Imaginar o futuro, desfiar o passado, animar a vida

O presente cativa pelas suas urgências. Somos expectadores do que passa. O futuro acena com incógnitas, sobretudo quando perdemos as medidas do tempo.  Como a velocidade acentua-se, as distâncias se redefinem e as reflexões ganham complexidade. As ficções científicas ocupam espaços diferentes de décadas atrás. Elas foram apressadas, chegaram mais cedo. Coincidem com relações que pareciam distantes e impossíveis. O célebre livro 1984 profetizou, teve extraordinária repercussão, mas as transformações tumultuam e não dão fôlego para vivê-las com paciência. A pós-modernidade negocia, ativamente, com as costuras das épocas. Renega escalas progressivas, mergulha no passado, aposta em repetições e fabrica máquinas inteligentes. Tudo cercado de muita perplexidade.

Li, recentemente, Neuromancer, escrito por William Gibson. A história de Case, visto com um super-hacker do futuro. Lembrei-me de Blade Runner que abalou visões do mundo do século XX. Belo e instigante. No caso de Gibson, talvez menos conhecido, é preciso localizá-lo com mais precisão. Nasceu nos EUA e foi criador, junto com Bruce Sterling e John Shirley, da cyberpunk. Não conhecia e me trouxe deslumbramentos. Segundo os entendidos as obras produzidas pelos autores unem a informática e inquietações históricas e filosóficas com tramas pop violentas e cheias de ação. Para quem acha pouco, Gibson gravou a leitura do Neuromancer, com a participação do U2. Não custa ressaltar que o cyberpunk vem do  ano 1980. Há proximidade com fatos atuais e voos em situações incríveis.

Imaginar o futuro é uma das artes da cultura. Um movimento de transcendência que envolve religião, política, ciência. Mostra que a incompletude não nos abandona. Nunca é tarde para levitar. Surgem idealizações, utopias centradas na justiça, porém, não faltam previsões desconfortáveis. A vida de Case traz confusão, para quem lida com valores lineares. A presença constante de drogas, de tecnologias, de dificuldades incomuns nos levam a temer os desencontros e as especulações colocadas pelo autor. As fronteiras caem e o virtual domina. Quem está morto, quem está vivo, quem se salva? As respostas possuem uma ambiguidade crescente. Case sobrevive, enfrenta limites, viaja pelo mundo, ama. experimenta desafios, mistura identidades. Fica difícil compreender certas ações e escolhas. Há suspenses que não cogitamos no nosso cotidiano. Fiquei com dúvidas imensas.
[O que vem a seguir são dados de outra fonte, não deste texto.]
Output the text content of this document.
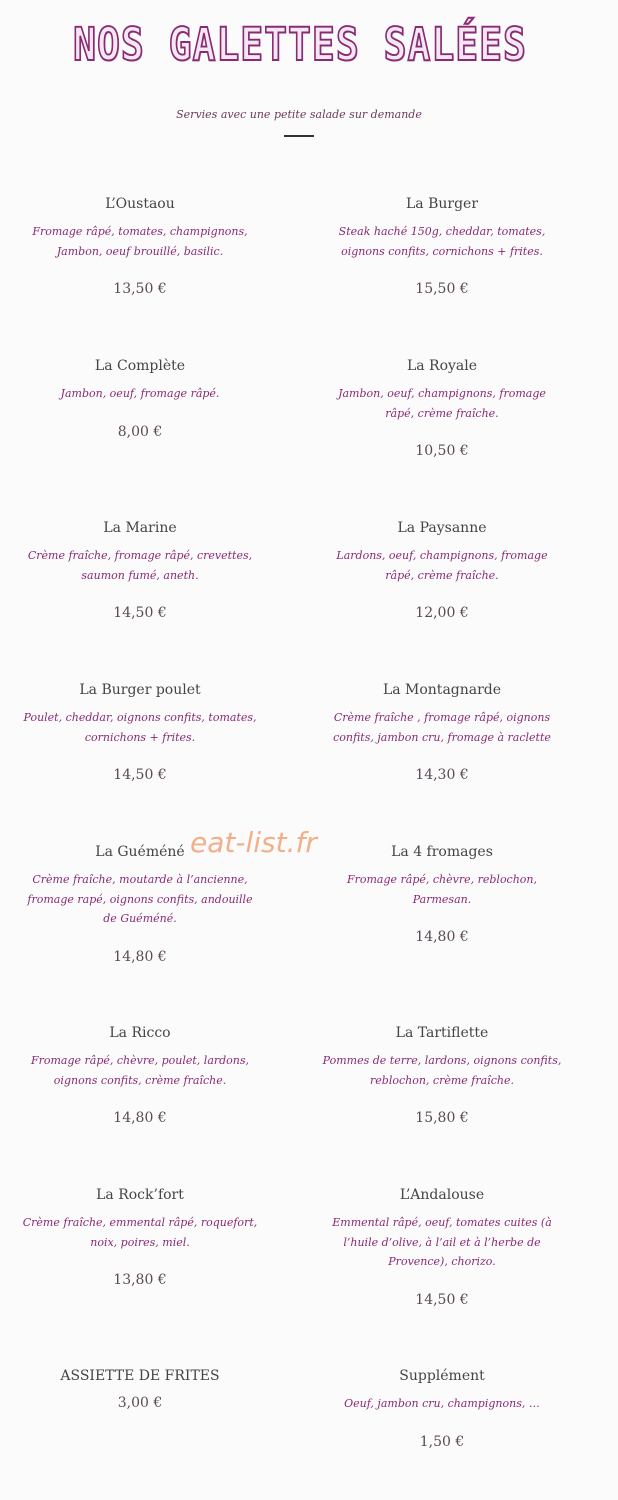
NOS GALETTES SALÉES
Servies avec une petite salade sur demande
L’Oustaou
Fromage râpé, tomates, champignons, Jambon, oeuf brouillé, basilic.
13,50 €
La Burger
Steak haché 150g, cheddar, tomates, oignons confits, cornichons + frites.
15,50 €
La Complète
Jambon, oeuf, fromage râpé.
8,00 €
La Royale
Jambon, oeuf, champignons, fromage râpé, crème fraîche.
10,50 €
La Marine
Crème fraîche, fromage râpé, crevettes, saumon fumé, aneth.
14,50 €
La Paysanne
Lardons, oeuf, champignons, fromage râpé, crème fraîche.
12,00 €
La Burger poulet
Poulet, cheddar, oignons confits, tomates, cornichons + frites.
14,50 €
La Montagnarde
Crème fraîche , fromage râpé, oignons confits, jambon cru, fromage à raclette
14,30 €
La Guéméné
Crème fraîche, moutarde à l’ancienne, fromage rapé, oignons confits, andouille de Guéméné.
14,80 €
La 4 fromages
Fromage râpé, chèvre, reblochon, Parmesan.
14,80 €
La Ricco
Fromage râpé, chèvre, poulet, lardons, oignons confits, crème fraîche.
14,80 €
La Tartiflette
Pommes de terre, lardons, oignons confits, reblochon, crème fraîche.
15,80 €
La Rock’fort
Crème fraîche, emmental râpé, roquefort, noix, poires, miel.
13,80 €
L’Andalouse
Emmental râpé, oeuf, tomates cuites (à l’huile d’olive, à l’ail et à l’herbe de Provence), chorizo.
14,50 €
ASSIETTE DE FRITES
3,00 €
Supplément
Oeuf, jambon cru, champignons, …
1,50 €
eat-list.fr
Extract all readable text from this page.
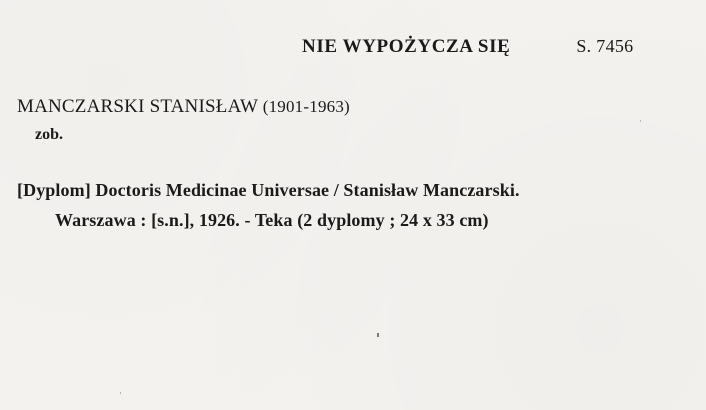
NIE WYPOŻYCZA SIĘ	S. 7456
MANCZARSKI STANISŁAW (1901-1963)
zob.
[Dyplom] Doctoris Medicinae Universae / Stanisław Manczarski.
Warszawa : [s.n.], 1926. - Teka (2 dyplomy ; 24 x 33 cm)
Naveguei no fabuloso. Sensações de horror e de prazer se sucediam rapidamente. Deslocamentos que exigiam flexibilidade no raciocínio e reconfiguração da sensibilidade. As dubiedades eram soberanas e as paisagens esquistas, dentro das concepções estéticas atuais. O reino do bem e do mal tergiversava. Nem por isso, nostalgias deixavam de ser ressuscitadas e sentimentos (res)significados. O tempo futuro não se isola, não se torna inalcançável. A imaginação tem seu cais no presente, não se esconde do diálogo.Tudo isso contém o humano. Quando as metamorfoses parecem se consolidar, reviravoltas agoniam e desconsolam. O lugar do paraíso está, cada vez mais,desconectado dos sonhos, pois o mundo se decompõe e assusta com violências. As conquistas sociais se desmancham, a riqueza se acumula, os conflitos se acirram. A clareza não existe. Apenas um toque: observe o que acontece na Noruega. É demais pensar na concretização das ficções e dos desequilíbrios? Somos companheiros do inesperado.